The mystery at Sunrise lasted four and a half days. A group of old hippies reunited on a Friday and it was all over by Tuesday night.
Robert said he was the catalyst but actually he brought her. He drove up in his dirty white truck and he had her with him. Her given name was Sharon and her taken name was Guen.
Sunrise is an old commune. In its heyday, around 1972, as many as 58 people lived there, ranging in age from newborn to 40. It’s situated in a shallow valley in the hills above Bakersfield, California, and it’s named for the way the light sweeps west to east across it as the sun rises each morning above the eastern mountains.
It is 12 acres all told, but most of it is useless for cultivation or building. The terrain is rocky, the soil is full of clay, and there’s not enough water. In fact, the property isn’t very desirable, which is the reason it’s still private, these days, in California.
Sunrise was originally part of the Del Rios estate; by 1963 it was the property of the sole descendant of that once-numerous family, the lesbian Maria Elena del Rios Smythe. Maena, as she was called, had no children, but at the age of 60 she met and fell in thrall to the teachings of the guru Maximillion Gold (born Maxwell Goldberg). Max and Maena were close friends until her death in 1970, and she bequeathed the property to him.
There was a small scandal at the time. A male heir for Maena surprised a number of people; her attendant, her secretary, and her former companion all contested the will. And although neighbors were few and those few were accustomed to Maena’s strange house parties, there were protests when the longhairs began to arrive. But Max had been leading groups in the Los Angeles area for several years then, he had a vision of Sunrise as a sort of counter-university, and there was no stopping the commune once he had title to the property.

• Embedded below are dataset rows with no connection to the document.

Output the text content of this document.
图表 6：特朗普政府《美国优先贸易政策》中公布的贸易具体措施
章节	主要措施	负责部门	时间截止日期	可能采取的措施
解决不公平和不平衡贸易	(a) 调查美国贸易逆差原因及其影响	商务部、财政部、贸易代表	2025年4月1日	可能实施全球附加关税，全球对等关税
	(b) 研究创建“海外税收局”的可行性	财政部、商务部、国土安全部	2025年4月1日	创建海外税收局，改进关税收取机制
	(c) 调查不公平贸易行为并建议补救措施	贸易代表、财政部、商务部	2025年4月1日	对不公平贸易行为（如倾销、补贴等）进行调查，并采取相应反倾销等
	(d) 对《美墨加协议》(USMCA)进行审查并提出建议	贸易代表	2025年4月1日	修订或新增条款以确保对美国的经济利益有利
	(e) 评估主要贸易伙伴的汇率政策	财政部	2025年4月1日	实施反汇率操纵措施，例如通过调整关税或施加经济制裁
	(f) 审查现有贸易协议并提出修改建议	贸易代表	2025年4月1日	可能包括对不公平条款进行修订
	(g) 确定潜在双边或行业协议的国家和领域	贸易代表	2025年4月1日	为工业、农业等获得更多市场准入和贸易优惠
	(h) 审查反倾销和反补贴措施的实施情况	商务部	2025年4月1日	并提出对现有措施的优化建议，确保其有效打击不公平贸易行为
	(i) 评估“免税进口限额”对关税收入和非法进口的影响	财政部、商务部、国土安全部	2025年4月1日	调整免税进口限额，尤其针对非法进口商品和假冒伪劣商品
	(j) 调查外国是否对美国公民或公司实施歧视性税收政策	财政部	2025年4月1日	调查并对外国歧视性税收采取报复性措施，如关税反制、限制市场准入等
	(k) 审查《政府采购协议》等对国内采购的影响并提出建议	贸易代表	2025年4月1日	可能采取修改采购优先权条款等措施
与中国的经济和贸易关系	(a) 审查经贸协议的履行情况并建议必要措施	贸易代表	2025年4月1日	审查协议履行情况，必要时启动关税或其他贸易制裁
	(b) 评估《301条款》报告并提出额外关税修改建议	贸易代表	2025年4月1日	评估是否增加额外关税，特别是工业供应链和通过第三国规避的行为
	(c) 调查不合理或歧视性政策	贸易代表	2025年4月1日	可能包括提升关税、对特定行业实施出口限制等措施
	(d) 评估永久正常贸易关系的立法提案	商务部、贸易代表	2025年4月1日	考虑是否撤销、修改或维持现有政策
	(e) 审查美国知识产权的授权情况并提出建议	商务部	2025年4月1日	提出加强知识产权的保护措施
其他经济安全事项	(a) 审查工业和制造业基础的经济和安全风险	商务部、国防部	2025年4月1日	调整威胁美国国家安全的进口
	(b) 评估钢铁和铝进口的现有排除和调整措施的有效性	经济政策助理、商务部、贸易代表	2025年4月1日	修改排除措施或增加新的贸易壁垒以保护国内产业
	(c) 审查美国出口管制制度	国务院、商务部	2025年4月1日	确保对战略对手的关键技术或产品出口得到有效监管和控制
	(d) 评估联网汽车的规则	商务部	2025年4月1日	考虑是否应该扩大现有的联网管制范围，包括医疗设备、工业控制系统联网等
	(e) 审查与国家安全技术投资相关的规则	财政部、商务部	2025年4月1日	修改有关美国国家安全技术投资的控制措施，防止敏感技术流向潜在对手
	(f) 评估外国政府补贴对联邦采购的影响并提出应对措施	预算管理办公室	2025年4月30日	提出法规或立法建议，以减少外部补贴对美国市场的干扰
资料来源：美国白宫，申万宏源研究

Robert was one of the original members. By then he had followed Max for a year. He read Max’s flyer on the wall of the Free Clinic while waiting for VD treatment with his first wife. He was 28 and had married 19 year-old Tracy because he loved having sex, but she loved having sex even more, and had it with others than him, and that’s why they were both in the Clinic that night, in front of the flyer that Max made. Robert took Tracy with him to the first Max session, and even had her by his side during the all-night talk that followed and for the first five meetings in Max’s LA apartment, but by the time Max and Robert went to Sunrise, Tracy was long gone.
They established the commune in late 1970, it peaked in 1972, and it was derelict by 1978. When they first drove out with their duffle bags Max was 38 and Robert near 30. There was one acolyte older than Max, and she took on a lot of the cooking chores; the rest of the group was younger.
They wore and tore the buildings but they tended to respect the high desert land. In an attempt to wake them up and help them remember themselves, Max distracted them from sleep and assigned them strange duties. Turning the house into a starship for a week was a good idea, except that their exuberance to cover all windows had an adverse effect on the custom draperies. The building of an addition onto the main house was a necessity, especially after the babies started coming, but it would have been wiser to hire a professional than to design that (unroofable) wing themselves. Max sent introverts to drama lessons and extroverts to the library. Anything to get people off autopilot.
It didn’t work for everybody, but it did for Max and Robert. Most of the other members eventually reverted to habit and instinct. Sexual jealousies conquered theories of non-possessiveness. Hunger for goods overpowered the sweet rewards of cooperation. Imperfect nuclear families formed and reformed and, as the children grew too old to run naked on the hard-packed golden dirt, dry-skinned grownups packed them into cars and drove off to small stucco houses and smaller dead jobs, in Fresno and Bakersfield and Stockton.